Los tres buques llegaron hacia la media noche a Antón Lizardo, donde encontraron a los dos vapores Marqués de la Habana y General Miramón, los cuales, después de estar a muy corta distancia, intentaron alejarse, sobre todo el General Miramón, que ya había emprendido la fuga. En el acto la Saratoga tiró al aire una granada para hacer que se detuviera; no habiendo obedecido, el Indianola, que no remolcaba ya a la Saratoga, persiguió al dicho General Miramón, hasta que estuvo bastante cerca para hablarle. El Indianola le gritó repetidas veces que suspendiera su marcha, y viendo que no hacía caso de esta insinuación, le disparó tres o cuatro tiros de fusil al aire, a los que respondió el General Miramón con un cañonazo, cuya bala pegó en la cámara alta del lndianola. Entonces este vapor se precipitó sobre aquél haciéndole un vivo fuego de fusilería.

Mientras esto pasaba, la Saratoga tiró al Marqués de la Hábana otro cañonazo, cuya bala lo atravesó de un lado a otro, y este vapor echó ancla, enarbolando la bandera española.

En seguida el Wave dejó anclada a la Saratoga y fue en ayuda del lndianola que perseguía al General Miramón, y viendo que éste ganaba la delantera, avanzó sobre él y lo abordó; pero no teniendo los utensilios necesarios para retenerlo, y habiendo sufrido, además, un vigoroso choque que le causó muchas averías en la cámara alta, el General Miramón logró pasar por su popa, haciéndole fuego de cañón y de fusilería.

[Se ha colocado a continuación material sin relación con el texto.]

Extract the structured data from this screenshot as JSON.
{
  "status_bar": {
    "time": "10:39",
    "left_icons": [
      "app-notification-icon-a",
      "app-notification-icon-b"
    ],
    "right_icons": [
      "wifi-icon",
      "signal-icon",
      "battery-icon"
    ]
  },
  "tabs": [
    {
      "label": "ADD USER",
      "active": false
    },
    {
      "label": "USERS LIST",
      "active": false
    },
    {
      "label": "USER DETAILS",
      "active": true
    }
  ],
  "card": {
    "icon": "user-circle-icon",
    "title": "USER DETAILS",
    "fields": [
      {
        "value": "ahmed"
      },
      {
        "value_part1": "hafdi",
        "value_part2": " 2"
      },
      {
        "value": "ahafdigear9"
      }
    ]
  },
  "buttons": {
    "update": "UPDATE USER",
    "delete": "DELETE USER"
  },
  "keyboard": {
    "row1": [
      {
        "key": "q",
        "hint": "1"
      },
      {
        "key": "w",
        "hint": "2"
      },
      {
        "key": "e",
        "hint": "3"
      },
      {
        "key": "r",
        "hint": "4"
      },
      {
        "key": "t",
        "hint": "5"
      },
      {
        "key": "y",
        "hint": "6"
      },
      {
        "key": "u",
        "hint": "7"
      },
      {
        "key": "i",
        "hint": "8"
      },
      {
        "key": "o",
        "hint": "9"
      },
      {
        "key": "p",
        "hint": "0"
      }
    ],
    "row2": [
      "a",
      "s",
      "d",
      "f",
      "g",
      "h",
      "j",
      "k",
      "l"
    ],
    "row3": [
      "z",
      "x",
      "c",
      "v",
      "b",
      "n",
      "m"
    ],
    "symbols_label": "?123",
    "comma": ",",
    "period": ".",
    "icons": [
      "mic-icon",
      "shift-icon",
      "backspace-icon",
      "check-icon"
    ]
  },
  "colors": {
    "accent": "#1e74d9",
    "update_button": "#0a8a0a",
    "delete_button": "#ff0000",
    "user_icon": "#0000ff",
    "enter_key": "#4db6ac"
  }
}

Entonces empezó el Wave a darle caza, haciéndole igualmente fuego de cañón y de fusilería. En su huida el General Miramón encalló en un bajo, y el lndianola, que se hallaba muy cerca, lo abordó por segunda vez, sin encontrar resistencia, y lo capturó.

Se encontraron a bordo 30 heridos, que fueron transbordados a la Saratoga, a fin de prestarles los auxilios posibles.

EI Wave y el lndianola pasaron la noche fondeados en aquel lugar.

Por la mañana el Wave y el lndianola hicieron lo posible para poner a flote al General Miramón; pero no habiendo podido lograrlo, la Saratoga se dirigió al puerto, remolcada por el Marqués de la Habana”.

El mismo Progreso dice en otra parte, y bajo el rubro de Más pormenores: “He aquí los que hemos podido recoger de buen origen: los dos vapores capturados traían 200 hombres  150 venían con Marín en el Correo Número 1 (General Miramón) y los restantes en el Marqués de la Habana. Más de dos terceras partes son españoles; el resto se compone de franceses, portugueses, manilos, americanos e indios yucatecos.

El maquinista principal del Marqués de la Habana, que era americano, fue hecho pedazos por el tiro de la Saratoga, que atravesó el vapor. En el combate fue muerto también el primer maquinista del General Miramón, que era francés; su segundo, francés también, continúa sirviendo en dicho vapor.

Flores, antiguo práctico de Veracruz, que dirigía el timón del Correo Número 1, recibió una herida en un brazo, que fue necesario amputarle. A esta circunstancia se atribuye la varada del vapor, y, por consiguiente, que no pudiera fugarse.

Varios piratas se arrojaron al agua al verse perdidos; después los recogieron los botes americanos”.

Recuerdo que el General de La Llave salió levemente, herido, y Goycuría sufrió ligeras contusiones y sacó la ropa desgarrada por las astillas del barco.

Después de la rendición, los americanos condujeron a Marín ante Turner, quien le echó en cara, según el mismo Marín, la sangre derramada por haber mandado hacer fuego sobre los marinos de los Estados Unidos. El hecho es cierto, pues el Trait d’Unión publicó el siguiente documento:

“Certifico, bajo juramento, haber estado presente en una entrevista que tuvo lugar en la cámara de la Saratoga entre el Comandante Turner y el Capitán Marín.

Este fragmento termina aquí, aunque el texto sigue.